In 2004, we opened our chat counselling, Cyberhus, for children and young people where they were – online. Since then, it has gained momentum, and in 2011 we established Centre for Digital Youth Care which, besides from own it’s own counsellings, collaborations, and publications, also does presentations and workshops for professionals, students, and parents across the country concerning digital youth care, youth, issues and how-to based on our practice-based knowledge. Here, among others, we contribute to include digital aspects in our communication with children and young people. Over the years, we have also participated in a large number of international projects, including as a partner as the Danish helpline in the EU Safter Internet Program since 2009.
Centre for Digital Youth Care is an independent institution.
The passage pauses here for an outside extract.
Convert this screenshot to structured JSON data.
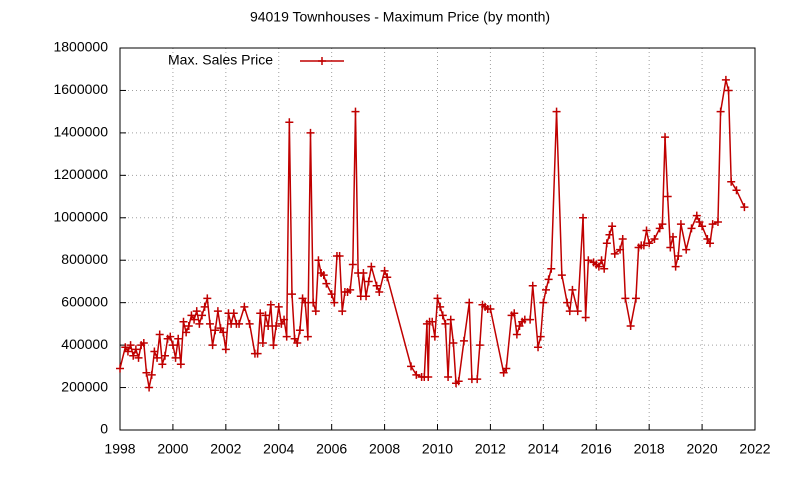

We are a socio-economic organisation, and all profits accrue to disadvantaged children and young people through reinvestment in digital socio-educational work.
Our aim is not to make money – we work from a mindset of wanting to make a difference to other people and securing help and support for vulnerable children as well as adults. This also means that any surplus is reinvested in vulnerable social groups, either through existing or new projects. In other words, we are a social enterprise. To us, this means that we are fully focused on the good cause.
Vision of creating presence, transparency, and security for vulnerable people
At Centre for Digital Youth Care, we have a vision of creating presence, transparency, and security for vulnerable people through educational use of digital media, and by inclusion. So, we meet everyone on our counselling platforms with an open mind, curiosity, and without prejudices in order to make room for people’s opinions, thoughts, and emotions. This is also the case of our collaborative partners.
Centre for Digital Youth Care is affiliated with YMCA’s Social work where we are working to strengthen socio-educational activities and initiatives for disadvantaged children and young people in Denmark.